ML Security PapersRemotely Detectable Robot Policy Watermarking
Michael Amir , Manon Flageat , Amanda Prorok
Published on arXiv
2512.15379
Model Theft
OWASP ML Top 10 — ML05
Key Finding
CoNoCo achieves strong, robust ownership verification of robot policies using purely remote observations (video and motion capture) without degrading policy performance, validated in simulation and real-world experiments.

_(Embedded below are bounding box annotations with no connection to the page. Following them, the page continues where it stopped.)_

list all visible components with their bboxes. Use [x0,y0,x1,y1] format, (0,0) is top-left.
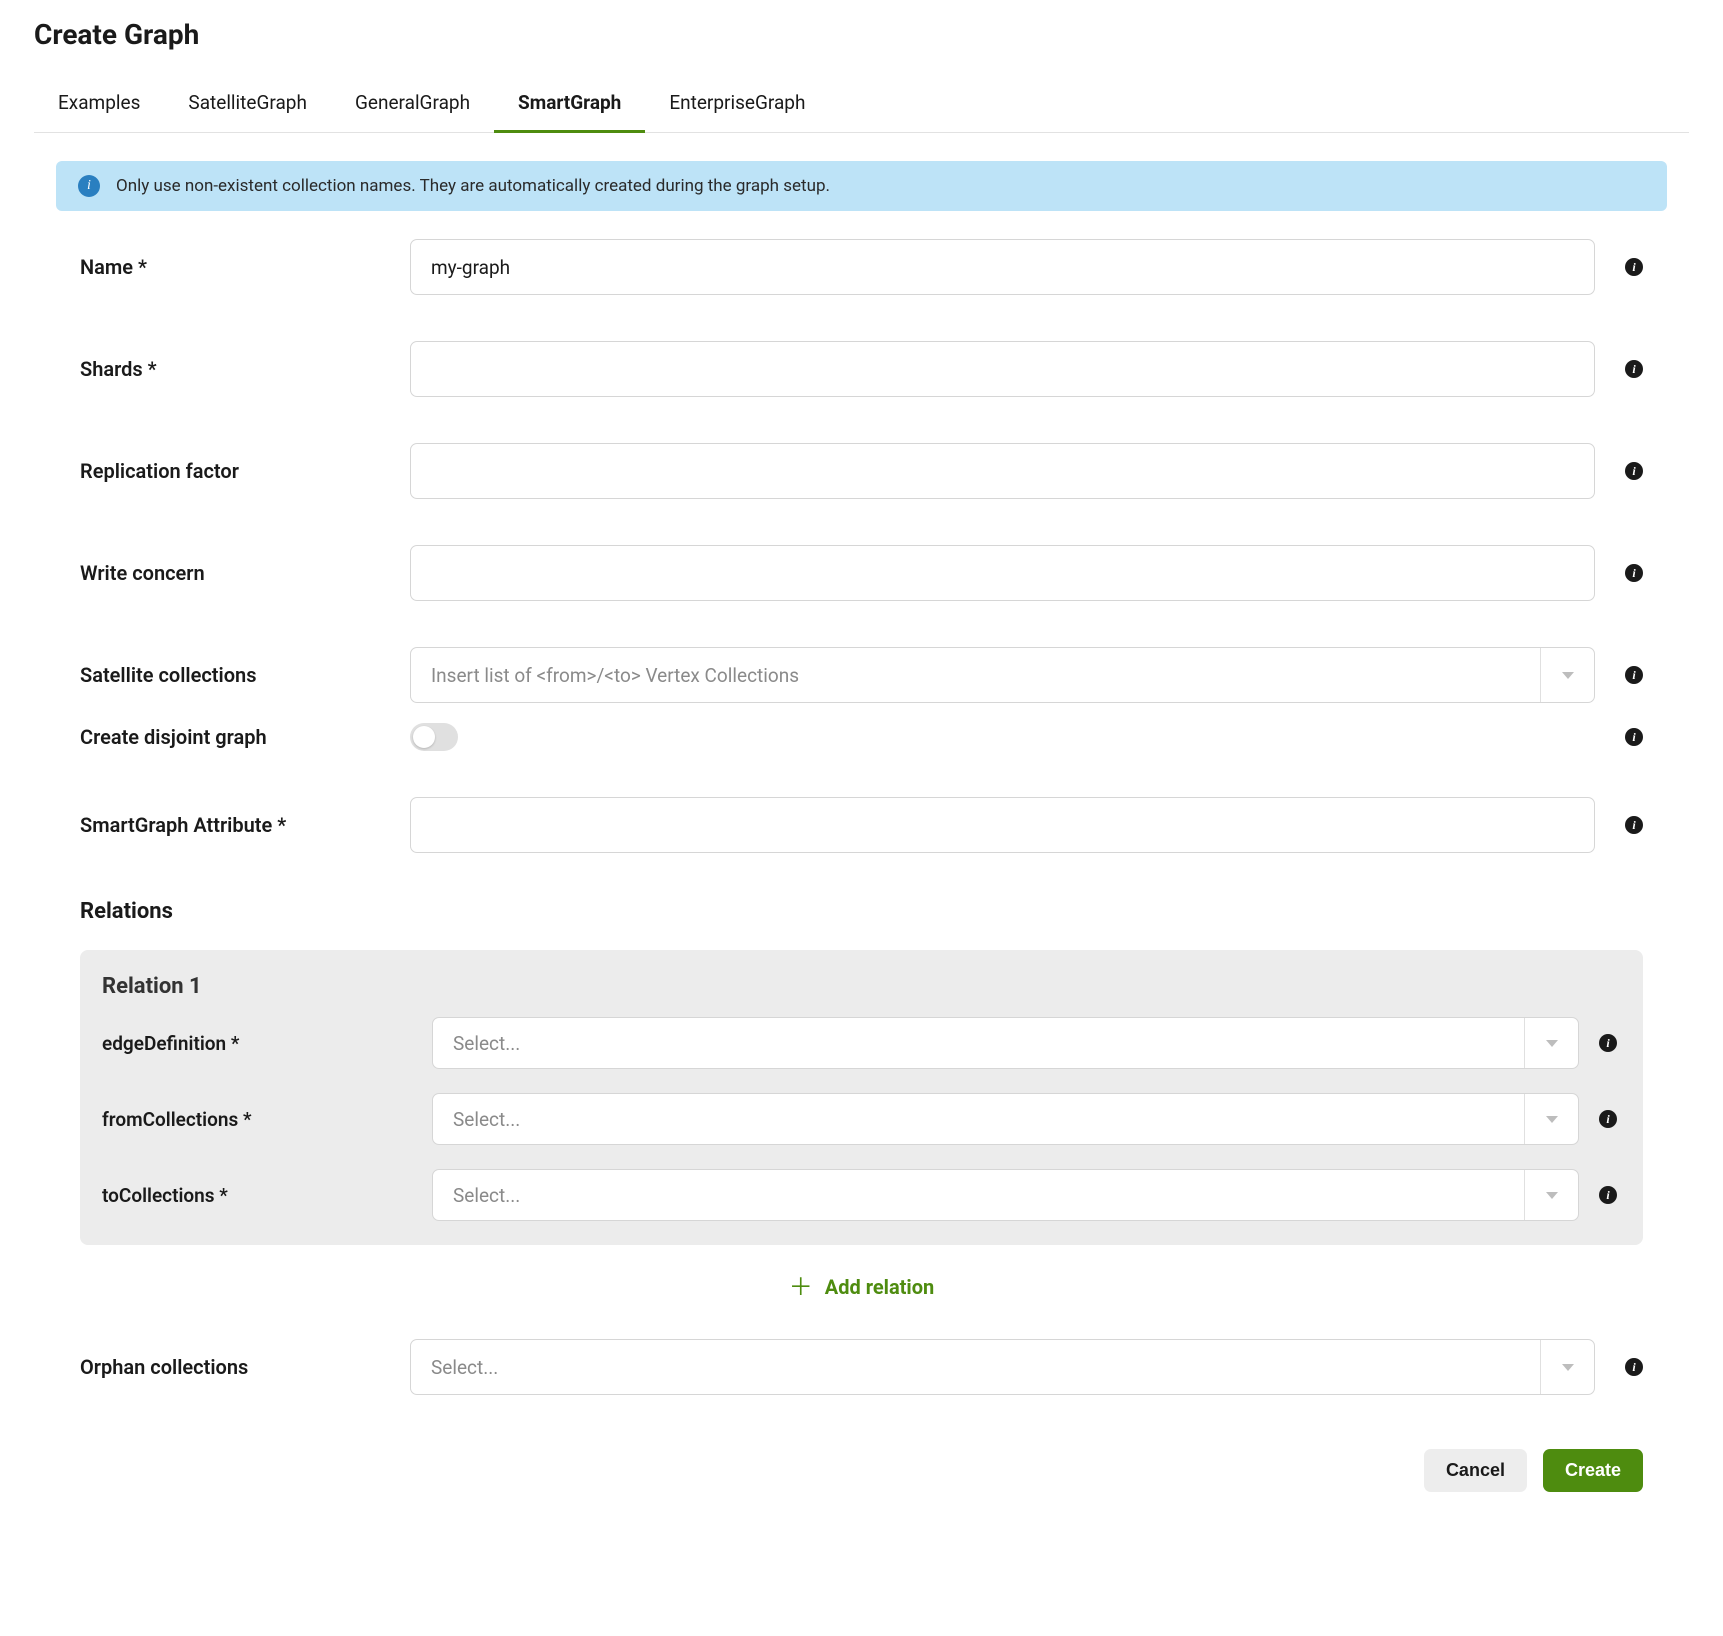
help-icon-name[interactable]: i [1625,258,1643,276]
chevron-down-icon [1540,1340,1594,1394]
help-icon-from-collections[interactable]: i [1599,1110,1617,1128]
label-satellite-collections: Satellite collections [80,663,390,687]
relations-heading: Relations [80,899,1643,924]
help-icon-replication[interactable]: i [1625,462,1643,480]
label-replication-factor: Replication factor [80,459,390,483]
edge-definition-select[interactable]: Select... [432,1017,1579,1069]
tab-enterprise-graph[interactable]: EnterpriseGraph [645,77,829,133]
help-icon-smart-attr[interactable]: i [1625,816,1643,834]
help-icon-disjoint[interactable]: i [1625,728,1643,746]
edge-definition-placeholder: Select... [453,1032,520,1055]
tabs: Examples SatelliteGraph GeneralGraph Sma… [34,77,1689,133]
from-collections-placeholder: Select... [453,1108,520,1131]
page-title: Create Graph [34,18,1689,51]
label-write-concern: Write concern [80,561,390,585]
help-icon-satellite[interactable]: i [1625,666,1643,684]
tab-smart-graph[interactable]: SmartGraph [494,77,645,133]
help-icon-orphan[interactable]: i [1625,1358,1643,1376]
label-shards: Shards * [80,357,390,381]
chevron-down-icon [1524,1018,1578,1068]
tab-satellite-graph[interactable]: SatelliteGraph [164,77,331,133]
chevron-down-icon [1524,1170,1578,1220]
smartgraph-attribute-input[interactable] [410,797,1595,853]
satellite-collections-select[interactable]: Insert list of <from>/<to> Vertex Collec… [410,647,1595,703]
tab-general-graph[interactable]: GeneralGraph [331,77,494,133]
chevron-down-icon [1524,1094,1578,1144]
relation-1-title: Relation 1 [102,974,1621,999]
add-relation-button[interactable]: ＋ Add relation [80,1275,1643,1299]
name-input[interactable] [410,239,1595,295]
help-icon-write-concern[interactable]: i [1625,564,1643,582]
orphan-collections-select[interactable]: Select... [410,1339,1595,1395]
label-name: Name * [80,255,390,279]
label-smartgraph-attribute: SmartGraph Attribute * [80,813,390,837]
help-icon-shards[interactable]: i [1625,360,1643,378]
info-icon: i [78,175,100,197]
help-icon-to-collections[interactable]: i [1599,1186,1617,1204]
help-icon-edge-definition[interactable]: i [1599,1034,1617,1052]
satellite-collections-placeholder: Insert list of <from>/<to> Vertex Collec… [431,664,799,687]
info-banner: i Only use non-existent collection names… [56,161,1667,211]
replication-factor-input[interactable] [410,443,1595,499]
chevron-down-icon [1540,648,1594,702]
write-concern-input[interactable] [410,545,1595,601]
tab-examples[interactable]: Examples [34,77,164,133]
label-from-collections: fromCollections * [102,1108,412,1131]
label-disjoint: Create disjoint graph [80,725,390,749]
from-collections-select[interactable]: Select... [432,1093,1579,1145]
plus-icon: ＋ [789,1275,813,1299]
cancel-button[interactable]: Cancel [1424,1449,1527,1492]
footer-actions: Cancel Create [34,1441,1689,1492]
label-orphan-collections: Orphan collections [80,1355,390,1379]
label-edge-definition: edgeDefinition * [102,1032,412,1055]
to-collections-placeholder: Select... [453,1184,520,1207]
label-to-collections: toCollections * [102,1184,412,1207]
create-button[interactable]: Create [1543,1449,1643,1492]
shards-input[interactable] [410,341,1595,397]
form-section: Name * i Shards * i Replication factor i… [34,239,1689,1395]
add-relation-label: Add relation [825,1275,934,1299]
disjoint-toggle[interactable] [410,723,458,751]
info-banner-text: Only use non-existent collection names. … [116,176,830,196]
relation-card-1: Relation 1 edgeDefinition * Select... i … [80,950,1643,1245]
to-collections-select[interactable]: Select... [432,1169,1579,1221]
orphan-collections-placeholder: Select... [431,1356,498,1379]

CoNoCo (Colored Noise Coherency)
Novel technique introduced
The success of machine learning for real-world robotic systems has created a new form of intellectual property: the trained policy. This raises a critical need for novel methods that verify ownership and detect unauthorized, possibly unsafe misuse. While watermarking is established in other domains, physical policies present a unique challenge: remote detection. Existing methods assume access to the robot's internal state, but auditors are often limited to external observations (e.g., video footage). This ``Physical Observation Gap'' means the watermark must be detected from signals that are noisy, asynchronous, and filtered by unknown system dynamics. We formalize this challenge using the concept of a \textit{glimpse sequence}, and introduce Colored Noise Coherency (CoNoCo), the first watermarking strategy designed for remote detection. CoNoCo embeds a spectral signal into the robot's motions by leveraging the policy's inherent stochasticity. To show it does not degrade performance, we prove CoNoCo preserves the marginal action distribution. Our experiments demonstrate strong, robust detection across various remote modalities, including motion capture and side-way/top-down video footage, in both simulated and real-world robot experiments. This work provides a necessary step toward protecting intellectual property in robotics, offering the first method for validating the provenance of physical policies non-invasively, using purely remote observations.
Key Contributions
- Formalizes the 'Physical Observation Gap' challenge — the constraint that auditors can only observe robot behavior remotely (e.g., via video) rather than accessing internal model states
- Introduces CoNoCo (Colored Noise Coherency), the first robot policy watermarking scheme designed for remote detection, embedding a spectral signal into policy stochasticity with a proof that the marginal action distribution is preserved
- Demonstrates robust watermark detection across motion capture and video modalities in both simulated and real-world robotic experiments
🛡️ Threat Analysis
CoNoCo embeds a spectral watermark into the policy (model) itself via its stochastic action distribution, enabling an auditor to verify ownership of a deployed/stolen robot policy from external observations — this is model IP protection through ownership watermarking, not content provenance tracking.